Might I suggest that the solution to this fabricated problem is not for women to continually throw the game and stop being so successful. Rather the solution is for all of us to learn how to fail greatly. The first time any of us do pretty much anything: we fail. The next time: we fail a little less fantastically. The next time: we muddle through. The eight hundred millionth time after that? Someone says, “Wow, you are so good at…” and we’re all like, “Really you think so?” and they’re all like, “Yes, you so are,” and then we’re like, “Oh, no I’m not. You know who’s great? You! You’re the one who is great!”
And then we walk away smiling because failing eight hundred million times did a lot more good than just earn us a compliment. It also did this: taught us that, with enough effort, anything is possible.
And folks: that’s self confidence.
Self esteem is not found in the knowledge that someone else is failing just so you can succeed. No, it’s found by failing, and then, through that failure, learning how to succeed.

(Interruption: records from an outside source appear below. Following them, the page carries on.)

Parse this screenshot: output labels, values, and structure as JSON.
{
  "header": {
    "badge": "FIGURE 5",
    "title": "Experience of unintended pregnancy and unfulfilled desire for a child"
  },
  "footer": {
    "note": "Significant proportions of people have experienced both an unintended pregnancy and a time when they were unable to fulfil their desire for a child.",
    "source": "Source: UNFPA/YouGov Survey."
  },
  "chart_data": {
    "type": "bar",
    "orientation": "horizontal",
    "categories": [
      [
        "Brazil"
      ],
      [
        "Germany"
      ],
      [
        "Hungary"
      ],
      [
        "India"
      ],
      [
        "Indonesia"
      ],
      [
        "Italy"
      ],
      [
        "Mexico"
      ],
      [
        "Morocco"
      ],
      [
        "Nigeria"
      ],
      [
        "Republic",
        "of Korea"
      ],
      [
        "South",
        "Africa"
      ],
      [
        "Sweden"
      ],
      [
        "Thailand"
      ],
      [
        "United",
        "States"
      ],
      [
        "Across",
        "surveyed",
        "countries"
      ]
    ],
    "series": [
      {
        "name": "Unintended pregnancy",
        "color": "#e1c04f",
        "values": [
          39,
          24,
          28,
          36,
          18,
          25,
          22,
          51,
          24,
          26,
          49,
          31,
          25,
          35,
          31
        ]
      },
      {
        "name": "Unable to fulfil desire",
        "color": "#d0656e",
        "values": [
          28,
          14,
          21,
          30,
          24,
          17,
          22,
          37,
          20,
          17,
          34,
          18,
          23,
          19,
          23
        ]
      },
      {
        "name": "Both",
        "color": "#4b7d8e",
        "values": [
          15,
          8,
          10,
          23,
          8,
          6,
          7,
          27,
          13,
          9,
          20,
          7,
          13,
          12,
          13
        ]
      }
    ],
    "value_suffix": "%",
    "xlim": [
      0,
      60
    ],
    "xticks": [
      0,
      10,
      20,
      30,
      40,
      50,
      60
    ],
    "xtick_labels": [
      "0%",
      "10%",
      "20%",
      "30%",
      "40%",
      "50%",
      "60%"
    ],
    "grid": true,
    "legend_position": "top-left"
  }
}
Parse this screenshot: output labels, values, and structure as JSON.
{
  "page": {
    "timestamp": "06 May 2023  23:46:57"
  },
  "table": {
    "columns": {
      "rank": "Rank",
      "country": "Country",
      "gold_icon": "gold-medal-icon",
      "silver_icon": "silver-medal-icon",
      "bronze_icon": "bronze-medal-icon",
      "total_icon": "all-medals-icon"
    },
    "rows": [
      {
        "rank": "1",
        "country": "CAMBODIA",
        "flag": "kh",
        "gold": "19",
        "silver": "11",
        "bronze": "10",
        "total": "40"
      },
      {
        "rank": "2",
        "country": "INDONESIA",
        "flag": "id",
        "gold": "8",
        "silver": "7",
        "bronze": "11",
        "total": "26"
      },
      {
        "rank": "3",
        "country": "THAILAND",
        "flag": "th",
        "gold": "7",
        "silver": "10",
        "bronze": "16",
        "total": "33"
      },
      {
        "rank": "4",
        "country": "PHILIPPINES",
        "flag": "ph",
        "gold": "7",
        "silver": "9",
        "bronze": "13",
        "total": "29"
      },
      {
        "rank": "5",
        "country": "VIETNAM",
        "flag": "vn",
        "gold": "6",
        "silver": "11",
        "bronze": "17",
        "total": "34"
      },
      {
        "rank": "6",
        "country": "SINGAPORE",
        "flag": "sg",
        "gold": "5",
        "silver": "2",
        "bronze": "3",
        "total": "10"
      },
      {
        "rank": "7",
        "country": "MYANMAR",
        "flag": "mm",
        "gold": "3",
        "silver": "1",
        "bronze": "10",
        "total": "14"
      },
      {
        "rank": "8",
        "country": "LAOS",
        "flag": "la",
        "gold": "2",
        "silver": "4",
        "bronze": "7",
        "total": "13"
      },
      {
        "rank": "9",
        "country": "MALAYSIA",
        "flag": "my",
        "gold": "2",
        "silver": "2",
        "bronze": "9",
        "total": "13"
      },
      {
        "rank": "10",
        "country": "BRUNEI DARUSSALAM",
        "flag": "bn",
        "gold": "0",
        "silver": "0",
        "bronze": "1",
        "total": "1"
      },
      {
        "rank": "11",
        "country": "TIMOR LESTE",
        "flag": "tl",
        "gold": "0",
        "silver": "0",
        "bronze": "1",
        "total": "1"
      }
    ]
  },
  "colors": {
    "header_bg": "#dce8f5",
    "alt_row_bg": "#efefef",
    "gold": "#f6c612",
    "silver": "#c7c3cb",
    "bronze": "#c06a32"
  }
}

It’s also found in humility.
My husband might not be better than I am at earning money, and he might not be able to beat me at the hula hoop. But you want to know what? He’s a better driver than I am. He’s also way better at doing anything that involves a Shop Vac.
And if I ask him, “Dude, what is seven times nine?” he yells out, “sixty three!” But if he asks me the same question, I’m all like, “I don’t know. Let me go find a calculator, okay?”
He can build a real live fire in a fire pit, too. If you asked me to build a real live fire in a fire pit, you want to know what I would do? I would call my husband, and I would ask him to do it.
Yeah, he’s awesome at a lot of things. And I am awesome at a lot of different things.
And two people being awesome at different things is what makes for an awesome marriage.
Sure, behind a few successful women, you might find meek little men. But behind this successful woman, you will find this: a strong and successful man who is completely adored by his wife.